Kimya sanayi ağırlıklı yapılması düşünülen Rotterdam-Şirinçavuş Limanı´nın bulunduğu bölge; Erdek, Ocaklar, Narlı yani Kapıdağ´ın Şirinçavuş´a bakan yüzü, Marmara Adası, Avşa ve Paşalimanı Adası ile adeta iç içe.
Gelelim Rotterdam Limanına. Bu limanın ağzı ?Atlantik Okyanusu?na açılıyor.
Bizim liman yapılacak bölgedeki deniz Marmara Denizi olup Erdek Körfezi´yle iç içe. Biri okyanusa dökülüyor, öbürü bir iç deniz olan Marmara Denizi´ne.
Marmara Denizi adeta küçücük bir havuz olup Marmara´ya şu anda bırakılan atıklar bile çok fazla.
Marmara Denizi´ne başta İstanbul olmak üzere sahili olan kentler ve özellikle de İzmit Körfezi´ne dökülen ağır sanayi atıkları bile Marmara Denizi´ni kirletmeye yetti de arttı bile.
Siz bir de Avrupa´nın nehirler kanalıyla Karadeniz´e dökülen atıklarını düşünün.
Zaten Avrupa´nın boku-püsürüğü önce Karadeniz´e, oradan da İstanbul Boğazı ile Marmara´ya, oradan da Çanakkale Boğazı´ndan Ege´ye.
Marmara Denizi nasıl kirleniyor? hakikaten kirli mi çok basit.
Bandırma-Livatya da eski plaj sahiline gidip görmek gerekiyor, sahile vuran atık çokluğundan kum sahil yosun ve evsel atıklarla nasıl kaplanmış çıplak gözle görülebilir.
Gelelim Erdek sahillerine; hani o Rotterdam Limanı kurulacak sahillere bakan bölgeye.
Her yıl yaz tatili başlarında bu sahillerden tonlarca yosun toplanır ben 60 yıldan beri bu sahillerde denize girerim. Özellikle Düzler´in Belkız sahillerinde son 20 yılda her yıl giderek artan korkunç bir yosun yoğunluğu yaşanıyor.
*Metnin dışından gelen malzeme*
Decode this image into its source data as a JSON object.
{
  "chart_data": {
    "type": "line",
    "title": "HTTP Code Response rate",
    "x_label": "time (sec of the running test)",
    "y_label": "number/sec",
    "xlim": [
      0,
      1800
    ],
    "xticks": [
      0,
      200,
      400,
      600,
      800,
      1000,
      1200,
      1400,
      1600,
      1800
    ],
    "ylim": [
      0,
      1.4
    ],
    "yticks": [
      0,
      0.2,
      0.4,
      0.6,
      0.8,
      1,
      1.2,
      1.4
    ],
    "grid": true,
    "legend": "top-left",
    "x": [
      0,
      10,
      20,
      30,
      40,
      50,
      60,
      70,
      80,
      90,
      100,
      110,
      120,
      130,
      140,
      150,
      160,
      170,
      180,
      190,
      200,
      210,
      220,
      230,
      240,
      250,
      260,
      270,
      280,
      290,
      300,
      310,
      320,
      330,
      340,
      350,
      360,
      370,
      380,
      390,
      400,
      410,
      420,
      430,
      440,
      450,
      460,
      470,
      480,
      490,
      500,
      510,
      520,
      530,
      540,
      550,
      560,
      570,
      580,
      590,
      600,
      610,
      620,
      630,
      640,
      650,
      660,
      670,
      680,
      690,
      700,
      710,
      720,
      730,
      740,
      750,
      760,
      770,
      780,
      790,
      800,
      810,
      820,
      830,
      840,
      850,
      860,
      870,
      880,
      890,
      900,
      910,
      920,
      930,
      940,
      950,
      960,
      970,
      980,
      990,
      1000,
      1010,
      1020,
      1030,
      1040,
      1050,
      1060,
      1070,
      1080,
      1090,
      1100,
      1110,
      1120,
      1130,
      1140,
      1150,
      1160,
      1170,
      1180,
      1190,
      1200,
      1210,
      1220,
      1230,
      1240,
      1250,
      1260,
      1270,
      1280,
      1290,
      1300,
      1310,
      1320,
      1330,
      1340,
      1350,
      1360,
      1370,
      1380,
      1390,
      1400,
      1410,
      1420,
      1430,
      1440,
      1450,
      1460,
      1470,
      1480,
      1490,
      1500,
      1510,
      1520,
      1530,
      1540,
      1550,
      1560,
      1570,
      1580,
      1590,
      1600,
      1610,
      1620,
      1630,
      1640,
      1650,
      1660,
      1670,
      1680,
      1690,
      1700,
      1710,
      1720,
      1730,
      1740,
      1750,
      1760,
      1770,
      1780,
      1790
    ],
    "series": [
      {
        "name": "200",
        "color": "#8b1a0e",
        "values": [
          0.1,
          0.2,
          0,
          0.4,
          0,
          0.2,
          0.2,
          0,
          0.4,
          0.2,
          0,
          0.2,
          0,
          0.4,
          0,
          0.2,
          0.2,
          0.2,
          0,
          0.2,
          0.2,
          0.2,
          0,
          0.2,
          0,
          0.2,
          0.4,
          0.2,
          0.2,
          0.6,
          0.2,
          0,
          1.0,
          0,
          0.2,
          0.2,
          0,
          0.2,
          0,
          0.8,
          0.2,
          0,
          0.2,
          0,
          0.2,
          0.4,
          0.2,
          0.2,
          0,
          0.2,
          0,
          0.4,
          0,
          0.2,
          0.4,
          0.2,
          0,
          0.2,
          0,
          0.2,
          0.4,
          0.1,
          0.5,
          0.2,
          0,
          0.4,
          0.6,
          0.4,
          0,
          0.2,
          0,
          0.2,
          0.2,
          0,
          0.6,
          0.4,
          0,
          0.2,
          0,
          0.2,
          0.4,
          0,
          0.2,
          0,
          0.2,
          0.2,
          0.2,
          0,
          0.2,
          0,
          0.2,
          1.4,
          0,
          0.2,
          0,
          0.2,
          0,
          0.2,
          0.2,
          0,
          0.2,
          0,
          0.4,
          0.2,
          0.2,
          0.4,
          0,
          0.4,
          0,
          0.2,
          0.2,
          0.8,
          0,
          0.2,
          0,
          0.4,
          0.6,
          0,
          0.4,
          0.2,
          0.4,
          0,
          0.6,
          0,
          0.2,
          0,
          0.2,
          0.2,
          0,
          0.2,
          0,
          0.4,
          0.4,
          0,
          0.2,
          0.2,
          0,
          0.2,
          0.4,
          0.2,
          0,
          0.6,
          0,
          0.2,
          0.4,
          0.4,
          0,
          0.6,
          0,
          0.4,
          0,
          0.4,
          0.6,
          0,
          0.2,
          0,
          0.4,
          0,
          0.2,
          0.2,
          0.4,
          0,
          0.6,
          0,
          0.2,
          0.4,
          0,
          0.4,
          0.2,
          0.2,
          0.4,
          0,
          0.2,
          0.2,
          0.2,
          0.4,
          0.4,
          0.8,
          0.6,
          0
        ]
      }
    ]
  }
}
Nedeni deniz kirliliği, bazı yerlerde altın sarısı kumsal sintine atıklarıyla siyah renge dönüşmüş.
İkincisi de Rotterdam Limanı denetlenmesi bağımsız bir kuruluş tarafından yapılıyor ve deniz öyle temiz öyle temiz ki fok balıkları cirit atıyor.
Bizim burada da malum fabrika da bir kısım atığını denize atmasına ve soğutma suyunu da denizden elde etmesine rağmen hemen yakınlarında balık avı yapılıyor.
Ama o fokları ve tutulan balıkları bir inceleyelim bakalım ne kadar ağır metal var?
Ben inanıyorum ki, Rotterdam Limanı´ndaki denetim sayesinde çevre kirliliği önemli ölçüde bizim buralara göre çok çok az olabilir. Çünkü orası Avrupa ve ona göre denetim. Bizim burası da Türkiye ona göre denetim.
Limana gelecek yüzlerce geminin sintine atıklarını da unutmayalım. Sintine denince geldi aklıma, bunları kim ve nasıl denetleyecek?
Sanayiye elbette evet ama neden hep böyle plaj sahilleri seçilir?